I stared down at the pot of soup, grateful there was no such thing as over stirring this particular potato soup recipe. Cooking with Eric was such a joy, and right now, such a heartache. Our unfinished conversation loomed between us, thick and murky, not unlike the brew of potatoes and vegetables.

“We have returned.” Wren trod into the kitchen, followed by Rowan and John, with a gust of cold air from outside. “No baby yet?”

“No baby yet.” Eric gestured at the kids’ coats and boots. “Shake out the snow and hang up your coats so we don’t end up with a wet mess.”

“The snow is really coming down now.” Rowan hung up his black wool peacoat, revealing hisGuncle of the Yearshirt from earlier. “I don’t miss this sort of cold in LA.”

“We know.” John released a long-suffering sigh like he’d had quite enough talk about LA over the course of Rowan’s most recent visit.

“Hey, I miss all of you very much.” Rowan clapped John on the back. “Just not the weather.”

“Sorry.” Continuing to frown, John stepped away from Rowan’s embrace. “Sometimes it feels like everyone eventually leaves or moves on. Whatever.”

“I get it.” Rowan was unusually somber, an unspoken acknowledgment of all this family, and John specifically, had endured. The adoption from foster care. The loss of their other dad. Maren, then Rowan leaving. Maren back, but the upheaval of the pregnancy. And whatever the heck was going on with John and Caleb’s brother Scotty, who was away at college.

And Eric had been through all that plus more. Earlier, when I’d urged him to take a risk on us, I hadn’t truly considered the layers underneath his caution. The loss of his husband. The rejection of his bio family. And the concern for his kids, like John, who was always so serious. Maybe I was naive in assuming the kids would be fine with Eric dating or that it would be in their best interests.

Fuck. I gave the soup another hard stir as Eric approached the stove.

“Everything good with the soup? I should go change the sheets in my bedroom so Marissa can sleep there and be closer to the basement.”

“Let me.” I put the spoon on the metal spoon-rest before Eric could object. “I know where the linen closet is. You hang out with your kids. They need you more.”

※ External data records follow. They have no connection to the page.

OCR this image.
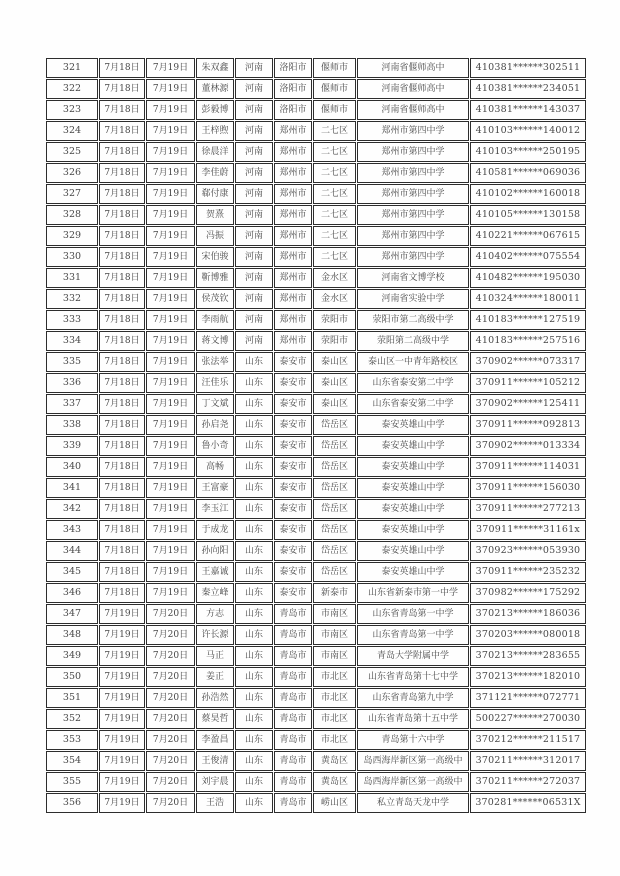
321	7月18日	7月19日	朱双鑫	河南	洛阳市	偃师市	河南省偃师高中	410381******302511
322	7月18日	7月19日	董林源	河南	洛阳市	偃师市	河南省偃师高中	410381******234051
323	7月18日	7月19日	彭毅博	河南	洛阳市	偃师市	河南省偃师高中	410381******143037
324	7月18日	7月19日	王梓煦	河南	郑州市	二七区	郑州市第四中学	410103******140012
325	7月18日	7月19日	徐晨洋	河南	郑州市	二七区	郑州市第四中学	410103******250195
326	7月18日	7月19日	李佳蔚	河南	郑州市	二七区	郑州市第四中学	410581******069036
327	7月18日	7月19日	郗付康	河南	郑州市	二七区	郑州市第四中学	410102******160018
328	7月18日	7月19日	贺熹	河南	郑州市	二七区	郑州市第四中学	410105******130158
329	7月18日	7月19日	冯振	河南	郑州市	二七区	郑州市第四中学	410221******067615
330	7月18日	7月19日	宋伯骏	河南	郑州市	二七区	郑州市第四中学	410402******075554
331	7月18日	7月19日	靳博雅	河南	郑州市	金水区	河南省文博学校	410482******195030
332	7月18日	7月19日	侯茂钦	河南	郑州市	金水区	河南省实验中学	410324******180011
333	7月18日	7月19日	李雨航	河南	郑州市	荥阳市	荥阳市第二高级中学	410183******127519
334	7月18日	7月19日	蒋文博	河南	郑州市	荥阳市	荥阳第二高级中学	410183******257516
335	7月18日	7月19日	张法举	山东	泰安市	泰山区	泰山区一中青年路校区	370902******073317
336	7月18日	7月19日	汪佳乐	山东	泰安市	泰山区	山东省泰安第二中学	370911******105212
337	7月18日	7月19日	丁文斌	山东	泰安市	泰山区	山东省泰安第二中学	370902******125411
338	7月18日	7月19日	孙启尧	山东	泰安市	岱岳区	泰安英雄山中学	370911******092813
339	7月18日	7月19日	鲁小奇	山东	泰安市	岱岳区	泰安英雄山中学	370902******013334
340	7月18日	7月19日	高畅	山东	泰安市	岱岳区	泰安英雄山中学	370911******114031
341	7月18日	7月19日	王富豪	山东	泰安市	岱岳区	泰安英雄山中学	370911******156030
342	7月18日	7月19日	李玉江	山东	泰安市	岱岳区	泰安英雄山中学	370911******277213
343	7月18日	7月19日	于成龙	山东	泰安市	岱岳区	泰安英雄山中学	370911******31161x
344	7月18日	7月19日	孙向阳	山东	泰安市	岱岳区	泰安英雄山中学	370923******053930
345	7月18日	7月19日	王嘉诚	山东	泰安市	岱岳区	泰安英雄山中学	370911******235232
346	7月18日	7月19日	秦立峰	山东	泰安市	新泰市	山东省新泰市第一中学	370982******175292
347	7月19日	7月20日	方志	山东	青岛市	市南区	山东省青岛第一中学	370213******186036
348	7月19日	7月20日	许长源	山东	青岛市	市南区	山东省青岛第一中学	370203******080018
349	7月19日	7月20日	马正	山东	青岛市	市南区	青岛大学附属中学	370213******283655
350	7月19日	7月20日	姜正	山东	青岛市	市北区	山东省青岛第十七中学	370213******182010
351	7月19日	7月20日	孙浩然	山东	青岛市	市北区	山东省青岛第九中学	371121******072771
352	7月19日	7月20日	蔡昊哲	山东	青岛市	市北区	山东省青岛第十五中学	500227******270030
353	7月19日	7月20日	李盈昌	山东	青岛市	市北区	青岛第十六中学	370212******211517
354	7月19日	7月20日	王俊清	山东	青岛市	黄岛区	岛西海岸新区第一高级中	370211******312017
355	7月19日	7月20日	刘宇晨	山东	青岛市	黄岛区	岛西海岸新区第一高级中	370211******272037
356	7月19日	7月20日	王浩	山东	青岛市	崂山区	私立青岛天龙中学	370281******06531X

I held his gaze, the truth of my words reflected back in his nod. The kids did need him more than I did. The kids and their needs had to come first. I was an outsider, at best, a family friend, a guest star in the lives of these teens. Perhaps I’d been a bit hasty in my demands.

Not liking where my thoughts were headed, I threw myself into gathering clean linens and changing the sheets in Eric’s room. Back in July, the room had been little more than storage, but he’d fully moved back into the space now. His uniform shirts hung in a neat row in the closet, sneakers and shoes beneath. An eReader and a white noise machine sat at right angles on the bedside table.

He’d come a long way on his grief journey simply in the time I’d known him. Who was I to rush him? I sighed in the empty bedroom. In an ideal world, we could talk more, and I could apologize for being strident. However, the house was overflowing with people.

Always room for one more, Eric had said. Was that all I was? Another rescue project? Another friend in need? Another problem to solve? I didn’t doubt our friendship, but perhaps I was alone in the depth of my feelings.

Task done and brain continuing to churn, I returned to the kitchen where Eric had dished up soup for the teens.

“Bedroom is done,” I told him. “I laid clean towels out in the bathroom as well.”